Re: Zero throughput on a query on a very large table.

"ldh@xxxxxxxxxxxxxxxxxx" <ldh@xxxxxxxxxxxxxxxxxx> · Fri, 25 Jan 2019 19:24:30 +0000

Just a correction from my previous message regarding the throughput we get.

On that one table with 1.2B row, the plan through the index scan delivers actually 50K rows/s in read speed to the application, almost immediately. It would go through the entire table in under 7h vs the other approach
 which still didn't deliver any data after 10h.

We do additional joins and logic and out final throughput is about 12K/s (what i quoted previously), but this is a case where clearly the index_scan plan delivers vastly better performance than the table_seq_scan+sort
 plan.

Any insight here?

Thank you,
Laurent.

From: ldh@xxxxxxxxxxxxxxxxxx <ldh@xxxxxxxxxxxxxxxxxx>

Sent: Friday, January 25, 2019 2:06:54 PM

To: Tom Lane

Cc: pgsql-performance@xxxxxxxxxxxxxx

Subject: Re: Zero throughput on a query on a very large table.

OK... I think we may have cracked this.

First, do you think that 128MB work_mem is ok? We have a 64GB machine and expecting fewer than 100 connections. This is really an ETL workload environment at this time.

Second, here is what i found and what messed us up.
    select current_setting('random_page_cost'); --> 4

    alter database "CMS_TMP" set random_page_cost=0.00000001;

    select current_setting('random_page_cost'); --> 4 ????

I also tried:

    select current_setting('random_page_cost'); --> 4
    select set_config('random_page_cost', '0.000001', true);

    select current_setting('random_page_cost'); --> 4 ????

Is there something that is happening that is causing those settings to not stick? I then tried:

    select current_setting('random_page_cost'); --> 4
    select set_config('random_page_cost', '0.000001', false); -- false now, i.e., global

    select current_setting('random_page_cost'); --> 0.000001 !!!!

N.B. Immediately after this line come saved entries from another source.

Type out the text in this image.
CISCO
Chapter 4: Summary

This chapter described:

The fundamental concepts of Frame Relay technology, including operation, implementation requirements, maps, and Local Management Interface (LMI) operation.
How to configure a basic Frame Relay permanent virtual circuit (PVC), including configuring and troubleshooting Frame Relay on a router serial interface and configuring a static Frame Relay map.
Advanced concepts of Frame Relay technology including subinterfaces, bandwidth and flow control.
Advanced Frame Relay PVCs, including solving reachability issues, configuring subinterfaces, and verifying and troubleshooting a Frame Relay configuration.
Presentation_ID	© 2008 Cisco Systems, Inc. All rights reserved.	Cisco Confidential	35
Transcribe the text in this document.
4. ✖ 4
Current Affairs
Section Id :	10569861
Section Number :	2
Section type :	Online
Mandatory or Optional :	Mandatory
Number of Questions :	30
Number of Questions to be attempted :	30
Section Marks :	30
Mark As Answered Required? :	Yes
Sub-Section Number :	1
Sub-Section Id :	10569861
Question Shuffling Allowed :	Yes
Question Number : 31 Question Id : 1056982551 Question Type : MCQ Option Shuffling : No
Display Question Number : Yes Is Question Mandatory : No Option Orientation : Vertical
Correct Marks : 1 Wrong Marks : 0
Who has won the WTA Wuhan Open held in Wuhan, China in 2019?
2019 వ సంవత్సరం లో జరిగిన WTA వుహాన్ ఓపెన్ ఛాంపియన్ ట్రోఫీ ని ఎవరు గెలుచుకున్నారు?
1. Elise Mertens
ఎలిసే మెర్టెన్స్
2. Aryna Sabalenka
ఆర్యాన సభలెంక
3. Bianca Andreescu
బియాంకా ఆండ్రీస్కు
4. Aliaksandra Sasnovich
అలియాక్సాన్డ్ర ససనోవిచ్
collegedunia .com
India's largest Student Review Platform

So i think we just spent 4 days on that issue. I then did

    select set_config('enable_seqscan', 'off', false);

And the plan is now using an index scan, and we are getting 12K rows/s in throughput immediately!!!
😊

So i guess my final question is that i really want to only affect that one query executing, and i seem to not be able to change the settings used by the planner just for that one transaction. I have to change it globally which i would prefer not to do.
 Any help here?

Thanks,
Laurent.

From: ldh@xxxxxxxxxxxxxxxxxx <ldh@xxxxxxxxxxxxxxxxxx>

Sent: Friday, January 25, 2019 1:36:21 PM

To: Tom Lane

Cc: pgsql-performance@xxxxxxxxxxxxxx

Subject: Re: Zero throughput on a query on a very large table.

Sorry :) When i look at the "SQL" tab in PGAdmin when i select the index in the schema browser. But you are right that /d doesn't show that.

From: Tom Lane <tgl@xxxxxxxxxxxxx>

Sent: Friday, January 25, 2019 1:34:01 PM

To: ldh@xxxxxxxxxxxxxxxxxx

Cc: pgsql-performance@xxxxxxxxxxxxxx

Subject: Re: Zero throughput on a query on a very large table.

"ldh@xxxxxxxxxxxxxxxxxx" <ldh@xxxxxxxxxxxxxxxxxx> writes:

> Also, the original statement i implemented did not have all of that. This is the normalized SQL that Postgres now gives when looking at the indices.

[ squint... ]  What do you mean exactly by "Postgres gives that"?

I don't see any redundant COLLATE clauses in e.g. psql \d.

                        regards, tom lane